Guest: Dr. Enrico Riccardi (Norwegian University of Science and Technology NTNU,Trondheim, Norway); hosted by Dr. Jocelyne Vreede (University of Amsterdam).
A visit of 3 months.
The Histone-like Nucleoid Structuring protein H-NS organizes DNA in enterobacteria, by either bridging or stiffening stretches of DNA. To date, it is still far from understood how H-NS recognizes different nucleotide sequences. Also, determining the rate constants for H-NS binding to different nucleotide sequences has proven to be very difficult experimentally. During a previous visit, Dr. Enrico Riccardi was able to determine the mechanism and rate of H-NS binding to a high affinity nucleotide sequence using molecular dynamics simulations in combination with replica exchange transition interface sampling (RETIS). Now, he will apply this methodology (www.pyretis.org) to H-NS binding to different nucleotide sequences, to elucidate how H-NS can distinguish between different stretches of DNA.
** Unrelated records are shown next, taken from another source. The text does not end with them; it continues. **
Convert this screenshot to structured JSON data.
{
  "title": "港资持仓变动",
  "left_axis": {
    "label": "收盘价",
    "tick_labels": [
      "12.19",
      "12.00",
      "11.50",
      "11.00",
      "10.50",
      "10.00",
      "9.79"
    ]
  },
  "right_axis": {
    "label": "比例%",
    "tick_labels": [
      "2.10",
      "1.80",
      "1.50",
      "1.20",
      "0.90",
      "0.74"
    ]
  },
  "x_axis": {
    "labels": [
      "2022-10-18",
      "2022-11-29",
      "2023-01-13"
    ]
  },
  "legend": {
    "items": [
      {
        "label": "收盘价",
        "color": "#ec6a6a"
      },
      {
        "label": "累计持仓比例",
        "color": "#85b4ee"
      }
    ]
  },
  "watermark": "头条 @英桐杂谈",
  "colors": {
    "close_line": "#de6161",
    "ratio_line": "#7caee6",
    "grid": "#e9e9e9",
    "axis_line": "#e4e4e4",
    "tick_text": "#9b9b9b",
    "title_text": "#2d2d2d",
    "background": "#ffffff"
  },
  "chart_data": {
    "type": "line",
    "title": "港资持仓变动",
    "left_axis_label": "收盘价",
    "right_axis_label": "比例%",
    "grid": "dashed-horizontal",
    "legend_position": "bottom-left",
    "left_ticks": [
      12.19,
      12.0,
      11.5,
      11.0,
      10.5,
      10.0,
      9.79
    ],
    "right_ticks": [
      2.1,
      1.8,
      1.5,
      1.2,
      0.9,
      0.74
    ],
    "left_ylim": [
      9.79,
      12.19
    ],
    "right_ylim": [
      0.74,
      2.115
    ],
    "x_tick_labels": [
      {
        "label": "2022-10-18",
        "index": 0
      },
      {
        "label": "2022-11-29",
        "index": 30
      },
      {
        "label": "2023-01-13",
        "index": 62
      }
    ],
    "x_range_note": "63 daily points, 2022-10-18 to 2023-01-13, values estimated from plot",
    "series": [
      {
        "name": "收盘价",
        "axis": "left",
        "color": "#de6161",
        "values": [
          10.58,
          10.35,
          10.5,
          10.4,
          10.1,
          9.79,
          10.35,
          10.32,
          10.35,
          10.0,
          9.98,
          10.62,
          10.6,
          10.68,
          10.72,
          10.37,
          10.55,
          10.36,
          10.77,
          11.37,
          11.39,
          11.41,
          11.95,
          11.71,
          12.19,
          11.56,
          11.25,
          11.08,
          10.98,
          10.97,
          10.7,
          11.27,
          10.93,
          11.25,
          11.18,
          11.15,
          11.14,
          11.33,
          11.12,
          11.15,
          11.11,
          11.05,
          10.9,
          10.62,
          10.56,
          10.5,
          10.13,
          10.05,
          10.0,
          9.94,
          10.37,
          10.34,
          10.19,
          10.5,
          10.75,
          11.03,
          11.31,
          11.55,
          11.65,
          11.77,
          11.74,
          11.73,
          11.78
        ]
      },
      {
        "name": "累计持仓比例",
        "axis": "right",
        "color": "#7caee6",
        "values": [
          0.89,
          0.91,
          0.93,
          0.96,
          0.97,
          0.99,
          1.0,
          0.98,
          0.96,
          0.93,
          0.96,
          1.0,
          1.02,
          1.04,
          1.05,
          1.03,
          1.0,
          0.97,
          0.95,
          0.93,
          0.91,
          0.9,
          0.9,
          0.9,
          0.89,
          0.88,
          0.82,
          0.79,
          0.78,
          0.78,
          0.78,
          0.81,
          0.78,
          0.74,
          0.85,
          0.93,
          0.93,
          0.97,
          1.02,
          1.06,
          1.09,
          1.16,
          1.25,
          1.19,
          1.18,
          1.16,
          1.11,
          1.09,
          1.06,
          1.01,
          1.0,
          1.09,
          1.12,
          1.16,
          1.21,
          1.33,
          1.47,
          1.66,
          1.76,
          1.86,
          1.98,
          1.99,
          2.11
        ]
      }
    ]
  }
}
Guest: Dr. Ashis K. Patra (Indian Institute of Technology Kanpur, India); hosted by Dr. Sylvestre Bonnet (UL).
A visit of 3 months.
Light-activated anticancer drugs allow for killing selectively cancer cells only at the place of irradiation; they may represent a future way to reach selectivity in cancer patients. Photoreaction inside the cancer cell triggers a change in the way a drug molecule interacts with proteins or DNA, thereby leading to cell death with a spatiotemporal control. In photodynamic therapy, a photosensitizer absorbs the light and transfer its excitation to the dioxygen present in irradiated tissues, thereby killing the cells by excessive oxidative stress. Prof. Bonnet’s group works on a new form of light-activated anticancer compounds that, unlike in PDT, trigger cell death in an oxygen-independent fashion advantageous for hypoxic tumors. Dr. Patra at IIT Kanpur, on the other hand, has recently produced new emissive organelle-targeting photoactivated ruthenium derivatives allowing real-time monitoring of active drug release and cellular internalization. Dr. Patra will also investigate a new heterometallic prodrug containing both a ruthenium(II) and a platinum(IV) which upon photo-activation will release cytotoxic Pt(II) and Ru(II) photoproducts. Combining platinum and ruthenium toxicity may lead to interesting synergistic effects on multi-resistant hypoxic cancer cells. Detailed photochemistry of these compounds will be realized at Leiden. This will well complement Prof. Bonnet’s expertise towards developing new-generation photoactivated metallodrugs.
Guest: Prof. Will Medlin (University of Colorado, USA); hosted by Prof. dr. Gadi Rothenberg (UvA), and Dr. David Dubbeldam (UvA).
A visit of one month.
With HRSMC support, the research team will develop new approaches for controlling catalysis on atomically dispersed metals. Dispersed single metal atoms have been found to exhibit unique reactivity, and are attractive for catalysis because their relative homogeneity provides for more controlled interactions with reactants. They have shown promise for applications including oxygen reduction in electrochemical cells, oxidation of CO in exhaust streams, methane activation, and CO2 reduction. To control catalyst performance, it is desirable to position supported metal atoms within a “binding pocket” construct that provides favorable non-covalent interactions together with a cooperative catalyst site, to enable highly specific interactions with reactants. These constructs can also provide a route to stabilizing isolated atoms against sintering that forms larger nanoparticles. Using the rich chemistry of phosphonate self-assembled monolayers as a method to control the environment around metals atoms, this project will develop the ability to design and synthesize catalysts with improved performance and stability.